A point was made that conceivably Samsung could have started an Arrow declaration quite a bit earlier than these proceedings. I acknowledge that as a theoretical possibility but even had it done so, it could only have put in play some modest part of the sweep of issues which now form part of this case. I do not think it would be fair to attribute any blame to Samsung in not having followed that course, and I think it is a backward-looking point about blame and not a forward-looking point about practicalities anyway.

I also have to bear in mind the points about availability urged on me by Alexion, which I have touched on already, but if, as I have found already, there is some objective need for expedition, then I think the matters urged on me by Alexion in relation to Dr. Stothers's availability cannot reasonably overcome that. It is a matter for advisers and their clients to have these sorts of things in mind, but the decisions about resources that were taken – and I criticise them in no way – mean that there were always going to be periods when Dr. Stothers was busy with two matters at once. Even had the trial been put in May 2025, for example, which is the time which Alexion says it would accommodate, there would still quite clearly have been times when Dr. Stothers was going to have to work on multiple cases at once, for example, when the evidence was being put together.

I think that in the right case, availability of a key solicitor could be just as important as the availability of counsel, but the matters put before me on this application do not rise to anywhere near that level and so, whilst I understand the reasons that have been put forward and they are no doubt genuinely put forward, I do not think they attract any real weight in the circumstances of this case.

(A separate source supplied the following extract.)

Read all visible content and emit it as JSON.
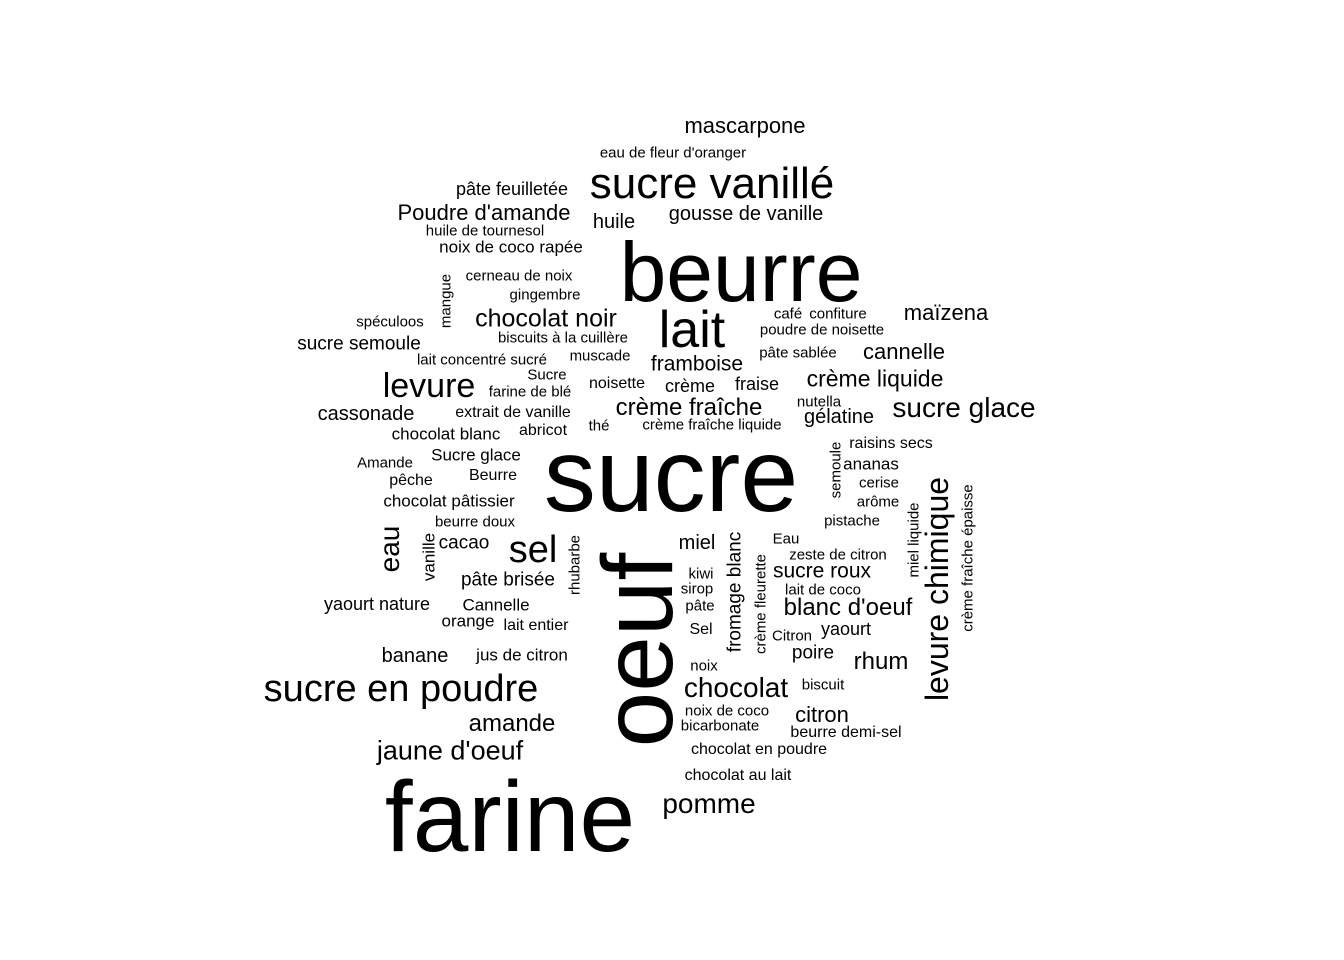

So I would be willing to direct expedition for the reasons given which revolve really about the need for commercial certainty as regards the UK market. The UPC proceedings are a secondary consideration in my view, both on the facts of this case and as the authorities indicate, but they provide some modest support for my decision. It may be that the UPC, if there is a trial, let us say, in the summer of next year when a decision has come from the UK, would be assisted by it, but it cannot be a major factor because, in the absence of an injunction gap, the UPC would be able to make its own decision with regard to all the issues anyway.

So I draw some support for my decision from the UPC proceedings, but they are not necessary to it and my decision primarily is based on the situation within the UK.

So I will direct that this trial should be expedited to be heard at a time no earlier than mid-February 2025. That does not mean it will be in February because there will be some need for Listing to work out the best time having regard to the available resources in the Patents Court, but it could be as early as then if that is appropriate, and I will indicate that earlier is better than later.

So that is my conclusion. I will expedite the trial for the nine days indicated to a time no earlier than mid-February 2025.